VIX futures indicate that investors are preparing for elevated volatility surrounding the U.S. presidential election. President Joe Biden’s recent withdrawal from the race, endorsing Vice-President Kamala Harris as the Democratic candidate to face Republican Donald Trump, has added to the political drama.

“We’ve seen people wake up to the fact that there’s probably volatility coming,” said Joe Tigay, portfolio manager for Rational Equity Armor Fund. However, he noted that many investors have yet to fully adjust their portfolios to protect against potential market swings.

A key trigger for market volatility could come as tech and growth companies, which have driven market gains, report their earnings. Heavyweights Tesla and Alphabet are set to release their earnings on Tuesday afternoon. Weaker-than-expected results could prompt investors to shift their money away from tech giants and into other areas of the market that have lagged this year, furthering the rotation trade that saw technology stocks fall and small caps and other laggards soar last week.

The small-company-focused Russell 2000 has surged 9% over the last 10 sessions, while the tech-heavy Nasdaq 100 has declined by 3% during the same period. This shift has been driven by rising expectations that the Federal Reserve will soon cut interest rates and the improving political fortunes of GOP presidential candidate Donald Trump, who survived an assassination attempt.

The dominance of tech stocks this year has drawn comparisons to the ill-fated dotcom boom more than two decades ago, sparking concerns that the trade is vulnerable to selloffs. Michael Thompson, co-portfolio manager at boutique investment firm Little Harbor Advisors, noted, “That mega cap-versus-everything else trade driven by the AI theme has been going on for a while. The market, in general, felt like it had been due for some mean reversion.”

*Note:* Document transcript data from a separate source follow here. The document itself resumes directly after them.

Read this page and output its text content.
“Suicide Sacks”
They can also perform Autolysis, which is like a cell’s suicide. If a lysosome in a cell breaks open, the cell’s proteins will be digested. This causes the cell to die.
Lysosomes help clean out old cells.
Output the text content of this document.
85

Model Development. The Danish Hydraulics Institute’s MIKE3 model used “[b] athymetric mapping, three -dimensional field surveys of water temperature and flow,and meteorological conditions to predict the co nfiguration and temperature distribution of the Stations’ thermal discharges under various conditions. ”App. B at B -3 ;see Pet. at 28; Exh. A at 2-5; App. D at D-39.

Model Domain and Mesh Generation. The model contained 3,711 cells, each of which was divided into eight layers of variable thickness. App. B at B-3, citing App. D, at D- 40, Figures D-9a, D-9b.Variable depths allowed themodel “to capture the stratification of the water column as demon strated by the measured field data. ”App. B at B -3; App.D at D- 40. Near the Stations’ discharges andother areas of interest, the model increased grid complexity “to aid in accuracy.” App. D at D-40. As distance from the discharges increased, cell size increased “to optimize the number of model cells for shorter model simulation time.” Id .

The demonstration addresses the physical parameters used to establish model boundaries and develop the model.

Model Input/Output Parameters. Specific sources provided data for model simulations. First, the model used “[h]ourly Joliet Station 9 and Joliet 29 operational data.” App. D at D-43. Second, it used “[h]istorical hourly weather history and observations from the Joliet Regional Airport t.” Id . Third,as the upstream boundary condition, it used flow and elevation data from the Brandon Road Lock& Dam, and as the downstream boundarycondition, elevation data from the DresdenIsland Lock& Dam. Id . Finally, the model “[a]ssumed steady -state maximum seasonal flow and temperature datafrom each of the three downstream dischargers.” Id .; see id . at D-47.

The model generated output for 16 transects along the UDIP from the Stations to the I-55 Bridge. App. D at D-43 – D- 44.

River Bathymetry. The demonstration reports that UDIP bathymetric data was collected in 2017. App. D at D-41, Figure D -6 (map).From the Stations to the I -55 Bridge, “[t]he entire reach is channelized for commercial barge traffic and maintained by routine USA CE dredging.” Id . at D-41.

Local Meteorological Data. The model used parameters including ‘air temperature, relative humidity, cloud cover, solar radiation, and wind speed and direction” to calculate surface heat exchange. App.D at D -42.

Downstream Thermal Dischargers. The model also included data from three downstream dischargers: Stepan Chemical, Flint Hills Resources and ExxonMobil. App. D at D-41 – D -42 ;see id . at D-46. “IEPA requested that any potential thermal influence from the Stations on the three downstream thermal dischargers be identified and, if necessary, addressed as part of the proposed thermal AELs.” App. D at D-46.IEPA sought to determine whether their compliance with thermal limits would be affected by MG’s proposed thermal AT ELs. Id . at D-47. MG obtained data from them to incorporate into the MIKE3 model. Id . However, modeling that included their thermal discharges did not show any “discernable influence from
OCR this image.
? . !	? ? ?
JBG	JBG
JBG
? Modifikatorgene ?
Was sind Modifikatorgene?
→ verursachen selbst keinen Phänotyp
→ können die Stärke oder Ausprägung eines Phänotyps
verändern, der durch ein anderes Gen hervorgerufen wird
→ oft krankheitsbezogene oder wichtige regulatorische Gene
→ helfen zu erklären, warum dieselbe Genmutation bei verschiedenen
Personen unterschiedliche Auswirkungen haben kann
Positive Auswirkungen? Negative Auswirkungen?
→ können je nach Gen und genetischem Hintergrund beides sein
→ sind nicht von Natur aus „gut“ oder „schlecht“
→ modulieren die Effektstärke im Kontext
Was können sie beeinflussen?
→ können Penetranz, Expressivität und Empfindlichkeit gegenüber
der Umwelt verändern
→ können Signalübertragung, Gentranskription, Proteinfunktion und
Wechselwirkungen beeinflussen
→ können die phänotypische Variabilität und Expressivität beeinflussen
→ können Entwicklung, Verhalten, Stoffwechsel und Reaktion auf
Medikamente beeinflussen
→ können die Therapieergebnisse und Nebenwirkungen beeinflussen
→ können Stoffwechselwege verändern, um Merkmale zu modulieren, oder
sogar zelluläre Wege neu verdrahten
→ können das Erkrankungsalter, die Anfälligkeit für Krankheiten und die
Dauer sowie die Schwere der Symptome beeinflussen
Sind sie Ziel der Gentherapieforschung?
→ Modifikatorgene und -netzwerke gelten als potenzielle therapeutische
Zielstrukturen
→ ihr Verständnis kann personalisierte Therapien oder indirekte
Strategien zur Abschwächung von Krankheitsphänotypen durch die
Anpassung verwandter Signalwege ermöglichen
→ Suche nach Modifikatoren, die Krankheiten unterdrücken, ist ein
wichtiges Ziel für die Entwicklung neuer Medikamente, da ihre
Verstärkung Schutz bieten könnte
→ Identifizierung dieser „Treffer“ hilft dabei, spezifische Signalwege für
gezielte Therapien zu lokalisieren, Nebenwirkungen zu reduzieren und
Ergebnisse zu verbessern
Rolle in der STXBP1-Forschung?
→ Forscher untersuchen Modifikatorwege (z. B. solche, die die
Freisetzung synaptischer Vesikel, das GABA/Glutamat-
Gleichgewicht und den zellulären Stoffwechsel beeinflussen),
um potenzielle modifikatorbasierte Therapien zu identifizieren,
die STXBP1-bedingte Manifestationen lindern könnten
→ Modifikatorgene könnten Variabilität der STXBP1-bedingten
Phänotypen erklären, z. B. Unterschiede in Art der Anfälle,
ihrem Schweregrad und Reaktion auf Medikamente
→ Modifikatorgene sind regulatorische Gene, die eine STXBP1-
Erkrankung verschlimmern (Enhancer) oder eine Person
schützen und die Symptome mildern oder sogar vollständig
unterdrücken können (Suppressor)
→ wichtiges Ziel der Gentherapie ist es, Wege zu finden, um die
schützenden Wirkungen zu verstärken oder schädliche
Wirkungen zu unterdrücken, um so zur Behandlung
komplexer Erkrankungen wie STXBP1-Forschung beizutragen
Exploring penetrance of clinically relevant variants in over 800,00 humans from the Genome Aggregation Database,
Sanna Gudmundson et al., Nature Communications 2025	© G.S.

Seasonality and election year jitters could be additional catalysts for market gyrations, with September and October typically being the most volatile months for U.S. stocks. The VIX averages 21.8 in October, compared to its closing level of 14.9 on Monday, and rises to 24.8 in election years, according to LSEG data dating back to 1992.

October VIX futures, which encompass the November vote, are trading at the highest level for any contract between August 2024 and January 2025. Analysts at Deutsche Bank have warned that a tighter, less predictable race would likely increase uncertainty for markets and weigh on stocks.

Online betting site PredictIt on Monday showed that a Donald Trump victory was priced at 60 cents, compared to 39 cents for a win by Harris. A major shift in the volatility regime could hurt investors who had piled into trades specifically aimed at market gyrations staying low. One of these is the so-called dispersion trade, in which investors seek to take advantage of the difference between index-level volatility and volatility in single stock options.

However, such trades are unlikely to unravel unless the VIX rises significantly above current levels. Kris Sidial, co-chief investment officer of volatility arbitrage fund the Ambrus Group, stated, “Those knock-in levels exist more so in the high 20s of VIX.”